In a recent post, I mentioned the common confusion between randomness and stochasticity. A couple of commentors brought this issue up, so I’ll discuss it further (I really do read your comments…). Needless to say, with mathematicians and philosophers lurking around these ScienceBlogs, I’m giving one biologist’s amateur perspective on what these terms mean.
Let’s start with randomness. I don’t mean random in an existential ‘does life have any meaning?’ sense (Yawn. You bore me. Stop worrying about that and go do something meaningful. Or have an ice cream cone). By random, I mean unpredictable. Let me give an example. In population genetics, if you have two alleles (variants of a gene) that do not differ in their fitness effects–that is, the variants do not alter the survival or reproduction of the organism that carries either allele–then one allele will eventually disappear from the population by a process known as genetic drift. (Genetic drift has also been called a random walk). The point is that it is utterly unknowable which allele will disappear (although we do know that one will disappear). This is an instance of randomness.
Stochastic is best explained by its converse, deterministic. Flashback to algebra class, and imagine the equation Y = 2X. Suppose X = 50. Every time you solve the equation for Y, Y will equal 100. Not 99 or 101, but 101. It doesn’t matter when you solve this equation, or what equipment you use (unless it’s broken), Y will always equal 100. That’s a deterministic equation.

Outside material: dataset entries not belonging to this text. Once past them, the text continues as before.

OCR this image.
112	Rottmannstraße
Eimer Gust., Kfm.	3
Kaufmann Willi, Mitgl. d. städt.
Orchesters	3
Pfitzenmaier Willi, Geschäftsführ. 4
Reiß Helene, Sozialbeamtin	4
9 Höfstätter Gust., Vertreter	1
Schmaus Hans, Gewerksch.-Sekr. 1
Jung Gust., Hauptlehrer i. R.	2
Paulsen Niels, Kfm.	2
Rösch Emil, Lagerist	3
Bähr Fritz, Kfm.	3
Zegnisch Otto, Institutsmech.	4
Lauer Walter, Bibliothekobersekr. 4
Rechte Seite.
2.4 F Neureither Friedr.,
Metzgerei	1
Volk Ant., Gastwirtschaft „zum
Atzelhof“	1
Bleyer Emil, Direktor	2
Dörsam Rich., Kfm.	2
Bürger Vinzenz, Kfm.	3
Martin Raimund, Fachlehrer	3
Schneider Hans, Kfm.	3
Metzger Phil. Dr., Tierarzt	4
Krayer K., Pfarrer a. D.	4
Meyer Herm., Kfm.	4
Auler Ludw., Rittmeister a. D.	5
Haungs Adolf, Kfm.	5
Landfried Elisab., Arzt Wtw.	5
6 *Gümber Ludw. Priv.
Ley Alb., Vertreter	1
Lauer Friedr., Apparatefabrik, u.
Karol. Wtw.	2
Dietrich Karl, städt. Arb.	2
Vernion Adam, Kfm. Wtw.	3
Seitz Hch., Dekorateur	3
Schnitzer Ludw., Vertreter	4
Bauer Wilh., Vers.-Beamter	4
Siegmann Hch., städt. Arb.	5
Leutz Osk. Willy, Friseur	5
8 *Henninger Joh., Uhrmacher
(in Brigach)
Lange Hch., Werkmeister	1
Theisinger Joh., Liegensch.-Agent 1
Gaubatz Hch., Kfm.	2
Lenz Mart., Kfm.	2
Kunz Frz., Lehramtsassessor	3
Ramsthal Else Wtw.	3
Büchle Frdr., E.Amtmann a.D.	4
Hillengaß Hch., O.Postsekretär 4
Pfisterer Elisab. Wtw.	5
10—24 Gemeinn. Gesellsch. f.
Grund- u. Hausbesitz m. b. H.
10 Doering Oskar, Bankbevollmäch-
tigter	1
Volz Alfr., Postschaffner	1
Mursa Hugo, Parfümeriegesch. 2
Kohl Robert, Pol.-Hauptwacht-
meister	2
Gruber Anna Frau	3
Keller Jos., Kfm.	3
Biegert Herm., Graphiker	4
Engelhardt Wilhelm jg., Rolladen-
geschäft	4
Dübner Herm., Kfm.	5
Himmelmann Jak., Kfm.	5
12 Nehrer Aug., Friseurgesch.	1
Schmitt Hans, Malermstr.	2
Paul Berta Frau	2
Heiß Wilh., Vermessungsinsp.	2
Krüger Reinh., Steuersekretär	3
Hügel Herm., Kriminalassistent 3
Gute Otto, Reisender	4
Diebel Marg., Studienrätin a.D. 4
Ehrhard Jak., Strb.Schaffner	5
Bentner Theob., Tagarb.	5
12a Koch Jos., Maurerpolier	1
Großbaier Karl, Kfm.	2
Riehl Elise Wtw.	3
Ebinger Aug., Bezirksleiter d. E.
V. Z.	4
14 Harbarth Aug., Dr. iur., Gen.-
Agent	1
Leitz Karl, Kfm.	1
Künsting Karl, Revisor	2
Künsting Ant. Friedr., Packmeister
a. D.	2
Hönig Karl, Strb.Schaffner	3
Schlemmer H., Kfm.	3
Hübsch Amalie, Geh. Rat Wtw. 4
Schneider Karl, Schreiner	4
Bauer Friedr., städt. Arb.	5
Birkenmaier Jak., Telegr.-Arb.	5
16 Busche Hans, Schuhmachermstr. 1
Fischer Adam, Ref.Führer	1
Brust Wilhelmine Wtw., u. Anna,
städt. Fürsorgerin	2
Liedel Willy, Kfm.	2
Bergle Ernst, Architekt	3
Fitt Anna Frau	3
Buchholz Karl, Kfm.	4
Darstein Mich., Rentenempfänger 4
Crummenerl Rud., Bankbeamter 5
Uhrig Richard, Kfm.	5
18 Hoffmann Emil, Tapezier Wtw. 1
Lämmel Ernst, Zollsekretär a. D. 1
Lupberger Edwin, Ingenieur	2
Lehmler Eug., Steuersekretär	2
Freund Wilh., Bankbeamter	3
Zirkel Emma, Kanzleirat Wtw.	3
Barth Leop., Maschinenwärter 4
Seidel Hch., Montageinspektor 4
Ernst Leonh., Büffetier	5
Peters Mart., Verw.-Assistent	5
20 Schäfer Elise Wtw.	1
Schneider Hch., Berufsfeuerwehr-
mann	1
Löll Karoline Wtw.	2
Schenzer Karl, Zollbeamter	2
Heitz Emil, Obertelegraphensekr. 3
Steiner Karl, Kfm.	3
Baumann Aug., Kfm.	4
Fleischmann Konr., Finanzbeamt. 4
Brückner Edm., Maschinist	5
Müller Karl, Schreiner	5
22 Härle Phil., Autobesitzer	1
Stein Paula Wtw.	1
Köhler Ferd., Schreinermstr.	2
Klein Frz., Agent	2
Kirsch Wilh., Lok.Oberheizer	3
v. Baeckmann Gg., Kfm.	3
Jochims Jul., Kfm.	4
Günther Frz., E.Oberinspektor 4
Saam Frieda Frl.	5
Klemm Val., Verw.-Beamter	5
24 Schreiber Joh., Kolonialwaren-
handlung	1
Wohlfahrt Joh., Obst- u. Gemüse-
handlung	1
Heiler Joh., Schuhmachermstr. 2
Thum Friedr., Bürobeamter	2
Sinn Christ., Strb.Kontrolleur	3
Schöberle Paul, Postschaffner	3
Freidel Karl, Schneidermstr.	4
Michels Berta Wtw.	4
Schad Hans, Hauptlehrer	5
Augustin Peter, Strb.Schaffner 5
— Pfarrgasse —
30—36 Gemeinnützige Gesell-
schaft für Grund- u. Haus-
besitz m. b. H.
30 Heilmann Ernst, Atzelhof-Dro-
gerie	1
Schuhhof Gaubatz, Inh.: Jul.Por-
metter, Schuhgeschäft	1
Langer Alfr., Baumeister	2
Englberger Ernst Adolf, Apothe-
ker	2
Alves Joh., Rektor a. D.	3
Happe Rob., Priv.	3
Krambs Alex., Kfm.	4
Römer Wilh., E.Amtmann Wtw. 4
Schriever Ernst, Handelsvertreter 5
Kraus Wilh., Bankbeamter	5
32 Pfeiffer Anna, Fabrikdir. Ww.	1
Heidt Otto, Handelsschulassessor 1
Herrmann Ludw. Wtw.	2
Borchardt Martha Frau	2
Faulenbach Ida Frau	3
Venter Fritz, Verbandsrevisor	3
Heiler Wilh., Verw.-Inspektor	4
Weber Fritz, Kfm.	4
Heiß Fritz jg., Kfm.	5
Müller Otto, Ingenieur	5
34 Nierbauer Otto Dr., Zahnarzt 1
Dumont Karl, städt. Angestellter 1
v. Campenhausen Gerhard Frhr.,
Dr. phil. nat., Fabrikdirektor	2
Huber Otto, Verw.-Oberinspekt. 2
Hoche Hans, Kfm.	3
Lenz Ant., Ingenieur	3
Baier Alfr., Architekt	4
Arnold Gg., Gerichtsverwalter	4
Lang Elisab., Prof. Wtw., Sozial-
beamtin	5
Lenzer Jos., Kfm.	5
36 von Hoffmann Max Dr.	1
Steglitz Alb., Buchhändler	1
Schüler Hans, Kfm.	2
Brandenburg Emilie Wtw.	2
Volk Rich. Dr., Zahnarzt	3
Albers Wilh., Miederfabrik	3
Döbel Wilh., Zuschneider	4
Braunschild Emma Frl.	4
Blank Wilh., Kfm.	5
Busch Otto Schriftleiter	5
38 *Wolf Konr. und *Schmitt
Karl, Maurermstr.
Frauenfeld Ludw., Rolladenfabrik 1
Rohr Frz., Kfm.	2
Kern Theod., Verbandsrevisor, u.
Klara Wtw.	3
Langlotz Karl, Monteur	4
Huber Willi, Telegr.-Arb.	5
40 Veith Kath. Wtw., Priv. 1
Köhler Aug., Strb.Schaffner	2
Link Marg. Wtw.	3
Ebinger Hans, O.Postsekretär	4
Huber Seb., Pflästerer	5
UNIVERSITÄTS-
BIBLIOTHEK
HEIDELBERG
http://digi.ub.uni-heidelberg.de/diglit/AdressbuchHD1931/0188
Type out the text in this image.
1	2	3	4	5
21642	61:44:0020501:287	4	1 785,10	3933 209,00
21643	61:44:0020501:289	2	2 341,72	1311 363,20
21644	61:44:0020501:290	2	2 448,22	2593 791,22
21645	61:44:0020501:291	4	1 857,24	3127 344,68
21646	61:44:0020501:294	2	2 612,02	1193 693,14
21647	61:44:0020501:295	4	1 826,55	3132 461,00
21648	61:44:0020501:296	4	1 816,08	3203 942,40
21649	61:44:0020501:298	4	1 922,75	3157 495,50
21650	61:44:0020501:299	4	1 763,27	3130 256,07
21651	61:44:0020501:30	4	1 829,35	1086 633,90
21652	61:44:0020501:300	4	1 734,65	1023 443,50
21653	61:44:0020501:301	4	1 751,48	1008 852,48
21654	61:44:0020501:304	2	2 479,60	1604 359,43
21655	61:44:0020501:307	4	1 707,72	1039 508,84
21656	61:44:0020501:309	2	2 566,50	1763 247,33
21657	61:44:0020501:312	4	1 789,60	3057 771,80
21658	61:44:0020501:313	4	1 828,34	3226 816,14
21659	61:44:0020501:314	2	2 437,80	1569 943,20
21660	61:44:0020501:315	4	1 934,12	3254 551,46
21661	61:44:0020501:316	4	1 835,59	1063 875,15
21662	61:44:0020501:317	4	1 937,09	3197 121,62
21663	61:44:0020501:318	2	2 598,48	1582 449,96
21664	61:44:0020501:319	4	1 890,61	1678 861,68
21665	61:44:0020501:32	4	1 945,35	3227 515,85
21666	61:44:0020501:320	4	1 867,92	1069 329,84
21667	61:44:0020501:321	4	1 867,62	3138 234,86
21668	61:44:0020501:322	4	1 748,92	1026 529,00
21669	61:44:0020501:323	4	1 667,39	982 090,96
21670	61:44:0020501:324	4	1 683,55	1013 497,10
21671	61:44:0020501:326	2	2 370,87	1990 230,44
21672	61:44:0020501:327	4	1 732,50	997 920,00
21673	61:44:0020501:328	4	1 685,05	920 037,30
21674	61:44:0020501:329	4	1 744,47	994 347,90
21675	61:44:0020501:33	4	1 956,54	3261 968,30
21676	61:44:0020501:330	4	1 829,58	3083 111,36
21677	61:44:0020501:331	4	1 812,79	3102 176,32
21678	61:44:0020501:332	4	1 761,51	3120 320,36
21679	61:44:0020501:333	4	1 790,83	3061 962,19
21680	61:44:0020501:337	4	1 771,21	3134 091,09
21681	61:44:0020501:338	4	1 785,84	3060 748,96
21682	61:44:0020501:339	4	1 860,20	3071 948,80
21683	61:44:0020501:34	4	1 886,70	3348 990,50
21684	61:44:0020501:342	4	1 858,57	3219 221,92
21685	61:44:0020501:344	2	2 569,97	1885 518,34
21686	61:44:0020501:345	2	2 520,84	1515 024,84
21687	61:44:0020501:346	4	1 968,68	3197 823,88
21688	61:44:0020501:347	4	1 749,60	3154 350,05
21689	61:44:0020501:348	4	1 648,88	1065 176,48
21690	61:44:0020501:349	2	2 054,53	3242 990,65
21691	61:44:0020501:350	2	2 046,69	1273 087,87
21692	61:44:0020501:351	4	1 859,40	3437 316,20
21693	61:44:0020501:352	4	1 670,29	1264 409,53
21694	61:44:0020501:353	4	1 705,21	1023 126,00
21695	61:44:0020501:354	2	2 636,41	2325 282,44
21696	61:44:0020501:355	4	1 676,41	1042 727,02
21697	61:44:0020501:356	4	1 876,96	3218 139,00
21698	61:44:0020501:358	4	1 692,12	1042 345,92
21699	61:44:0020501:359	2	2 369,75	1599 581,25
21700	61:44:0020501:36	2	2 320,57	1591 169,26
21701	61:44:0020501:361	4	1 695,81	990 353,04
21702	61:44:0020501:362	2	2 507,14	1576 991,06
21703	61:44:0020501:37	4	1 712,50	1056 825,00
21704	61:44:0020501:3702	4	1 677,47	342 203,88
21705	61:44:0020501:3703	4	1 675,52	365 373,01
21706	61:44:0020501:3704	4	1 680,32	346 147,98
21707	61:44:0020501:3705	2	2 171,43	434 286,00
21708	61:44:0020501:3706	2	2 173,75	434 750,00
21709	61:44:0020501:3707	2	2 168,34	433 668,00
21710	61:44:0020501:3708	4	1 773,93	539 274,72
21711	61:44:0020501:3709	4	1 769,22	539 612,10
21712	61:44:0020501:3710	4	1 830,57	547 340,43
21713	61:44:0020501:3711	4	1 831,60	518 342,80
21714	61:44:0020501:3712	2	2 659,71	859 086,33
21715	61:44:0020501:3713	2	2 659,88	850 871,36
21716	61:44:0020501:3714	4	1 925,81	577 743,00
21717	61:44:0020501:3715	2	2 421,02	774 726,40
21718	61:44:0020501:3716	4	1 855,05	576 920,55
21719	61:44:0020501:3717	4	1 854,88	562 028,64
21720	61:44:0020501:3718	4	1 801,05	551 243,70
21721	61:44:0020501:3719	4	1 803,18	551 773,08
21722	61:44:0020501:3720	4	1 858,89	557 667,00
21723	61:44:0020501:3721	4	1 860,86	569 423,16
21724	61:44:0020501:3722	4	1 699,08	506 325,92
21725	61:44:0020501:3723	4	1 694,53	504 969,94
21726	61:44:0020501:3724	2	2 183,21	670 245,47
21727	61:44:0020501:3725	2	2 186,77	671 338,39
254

Now imagine the equation Y = 2X ± e, where e is some random small number. The ‘e term’ incorporates stochasticity into the equation. Depending on what random number is used to generate e, the value of Y will differ. Running the equation over will not necessarily generate the same value for Y (although it could). However, while we can not determine the precise value of Y, and thus this equation is not deterministic, we have a general idea of what that number will be. For example, if X = 50 and e is a random number between 1 and 5, we know that Y will range between 100 ± 5. This isn’t random in that we can approximate the term Y a priori, even if we can’t estimate its precise value.
This is relevant to biology (and all the sciences, for that matter) because, while it can be difficult to determine the exact outcome, we typically can incorporate stochasticity into our predictions–this is why technical papers on global warming, for example, incorporate confidence intervals. In the War on Science, those who oppose a given result often try to conflate randomness with stochasticity to undermine the integrity of science: the eggheads can’t give an exact result, so they must not know what they’re doing. In the context of evolution, the two terms are often confused by morons like Dembski who argue that complex structures could not evolve by “random chance.” However, evolutionary biology is a historical science. Given that there are pre-existing starting points, we can often approximate what will happen, even if we can’t be exact.